A scientist wants to make a solution of potassium phosphate, K3PO4 for a lab experiment. How many grams of K3PO4 will be needed to produce 575ml of a solution that has a concentration of K+ ions of 1.4M.
K3PO4 ==> 3K^+ + PO4^3-
You can see that 1 mol K3PO4 produces 3 moles K^+ ions.
So if (K^+) = 1.4M, then (K3PO4) must be what? (1/3)*1.4 = ??(K3PO4).
How many moles K3PO4 do you need? M x L = moles.
moles = grams/molar mass. Solve for grams.
To determine the number of grams of K3PO4 needed, we need to use its molar mass and the given volume and concentration.
Step 1: Calculate the moles of K+ ions required.
In this case, we know that the concentration of K+ ions is 1.4M, which means there are 1.4 moles of K+ ions in 1 liter.
The given volume is 575ml, which is equal to 575/1000 = 0.575 liters.

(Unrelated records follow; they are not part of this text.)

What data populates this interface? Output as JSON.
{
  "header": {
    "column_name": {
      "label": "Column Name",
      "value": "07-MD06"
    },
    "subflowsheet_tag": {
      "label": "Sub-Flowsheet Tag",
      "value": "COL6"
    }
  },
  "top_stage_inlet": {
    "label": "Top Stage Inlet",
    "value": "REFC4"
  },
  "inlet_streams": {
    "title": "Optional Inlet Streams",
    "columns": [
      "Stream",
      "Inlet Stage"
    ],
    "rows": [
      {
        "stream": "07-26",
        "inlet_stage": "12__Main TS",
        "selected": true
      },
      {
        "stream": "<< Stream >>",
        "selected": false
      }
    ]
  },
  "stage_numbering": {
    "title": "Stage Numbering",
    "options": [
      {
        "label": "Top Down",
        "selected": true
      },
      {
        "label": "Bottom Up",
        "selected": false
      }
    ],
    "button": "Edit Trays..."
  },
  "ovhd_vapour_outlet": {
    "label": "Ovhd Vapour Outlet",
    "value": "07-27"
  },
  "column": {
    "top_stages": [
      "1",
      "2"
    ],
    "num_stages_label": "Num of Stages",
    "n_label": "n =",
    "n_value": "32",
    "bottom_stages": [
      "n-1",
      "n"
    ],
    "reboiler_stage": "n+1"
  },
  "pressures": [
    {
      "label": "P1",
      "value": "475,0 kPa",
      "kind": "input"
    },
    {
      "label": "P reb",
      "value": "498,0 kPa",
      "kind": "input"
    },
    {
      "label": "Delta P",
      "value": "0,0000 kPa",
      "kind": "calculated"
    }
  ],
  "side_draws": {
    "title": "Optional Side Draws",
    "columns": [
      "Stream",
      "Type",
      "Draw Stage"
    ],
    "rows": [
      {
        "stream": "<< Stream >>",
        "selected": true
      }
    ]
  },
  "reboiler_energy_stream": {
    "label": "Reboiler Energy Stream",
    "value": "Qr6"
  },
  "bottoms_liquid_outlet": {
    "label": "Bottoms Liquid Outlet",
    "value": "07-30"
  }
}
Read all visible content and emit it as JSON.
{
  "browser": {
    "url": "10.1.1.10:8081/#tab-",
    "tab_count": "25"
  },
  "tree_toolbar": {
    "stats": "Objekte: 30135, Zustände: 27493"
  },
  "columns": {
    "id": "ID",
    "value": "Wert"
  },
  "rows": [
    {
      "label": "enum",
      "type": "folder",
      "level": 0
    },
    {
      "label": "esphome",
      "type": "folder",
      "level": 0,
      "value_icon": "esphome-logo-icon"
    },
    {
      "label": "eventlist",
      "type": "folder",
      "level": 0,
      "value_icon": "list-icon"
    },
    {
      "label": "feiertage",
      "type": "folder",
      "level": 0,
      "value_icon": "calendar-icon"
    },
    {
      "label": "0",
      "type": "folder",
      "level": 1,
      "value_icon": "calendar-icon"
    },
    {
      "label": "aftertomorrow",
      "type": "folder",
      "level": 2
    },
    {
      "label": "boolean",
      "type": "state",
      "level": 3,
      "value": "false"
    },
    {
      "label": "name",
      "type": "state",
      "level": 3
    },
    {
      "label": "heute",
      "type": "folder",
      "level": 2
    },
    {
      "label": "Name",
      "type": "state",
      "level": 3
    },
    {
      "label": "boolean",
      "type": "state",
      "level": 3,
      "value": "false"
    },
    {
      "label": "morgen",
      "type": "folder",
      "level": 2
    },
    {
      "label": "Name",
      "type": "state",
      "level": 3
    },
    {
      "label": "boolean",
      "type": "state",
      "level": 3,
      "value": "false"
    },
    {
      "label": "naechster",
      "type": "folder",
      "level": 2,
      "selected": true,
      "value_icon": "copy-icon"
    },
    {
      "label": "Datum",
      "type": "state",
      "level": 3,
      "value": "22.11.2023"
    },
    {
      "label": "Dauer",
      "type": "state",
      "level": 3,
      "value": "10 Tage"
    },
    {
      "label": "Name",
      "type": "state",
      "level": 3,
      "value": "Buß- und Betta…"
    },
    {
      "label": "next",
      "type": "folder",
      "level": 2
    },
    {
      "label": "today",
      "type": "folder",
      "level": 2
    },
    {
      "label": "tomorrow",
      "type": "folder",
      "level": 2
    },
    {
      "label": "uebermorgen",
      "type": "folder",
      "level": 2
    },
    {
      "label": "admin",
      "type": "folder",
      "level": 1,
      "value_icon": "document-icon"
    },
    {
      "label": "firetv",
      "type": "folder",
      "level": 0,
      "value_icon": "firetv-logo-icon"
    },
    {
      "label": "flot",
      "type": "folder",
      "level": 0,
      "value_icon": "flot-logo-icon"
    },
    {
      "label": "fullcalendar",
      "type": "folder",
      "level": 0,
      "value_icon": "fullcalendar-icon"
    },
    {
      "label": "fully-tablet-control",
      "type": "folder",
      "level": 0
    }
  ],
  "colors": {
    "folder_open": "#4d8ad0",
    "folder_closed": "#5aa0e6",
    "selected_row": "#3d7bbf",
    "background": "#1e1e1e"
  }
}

So the moles of K+ ions required can be calculated as:
Moles of K+ ions = concentration × volume
Moles of K+ ions = 1.4M × 0.575 L
Step 2: Calculate the formula mass of K3PO4.
To find the molar mass of K3PO4, we add up the atomic masses of its constituent elements:
K3PO4 = 3(K) + 1(P) + 4(O)
K3PO4 = 3(39.1 g/mol) + 1(31.0 g/mol) + 4(16.0 g/mol)
K3PO4 = 124.4 g/mol + 31.0 g/mol + 64.0 g/mol
K3PO4 = 219.4 g/mol
Step 3: Calculate the grams of K3PO4 required.
Now, we can use the equation:
Grams of K3PO4 = Moles of K+ ions × Molar mass of K3PO4
Substituting the calculated values:
Grams of K3PO4 = 1.4M × 0.575 L × 219.4 g/mol
Now, let's do the calculation:
Grams of K3PO4 = 1.4 × 0.575 × 219.4
Grams of K3PO4 ≈ 174.12 grams
Therefore, approximately 174.12 grams of K3PO4 will be needed to produce a 575ml solution with a concentration of K+ ions of 1.4M.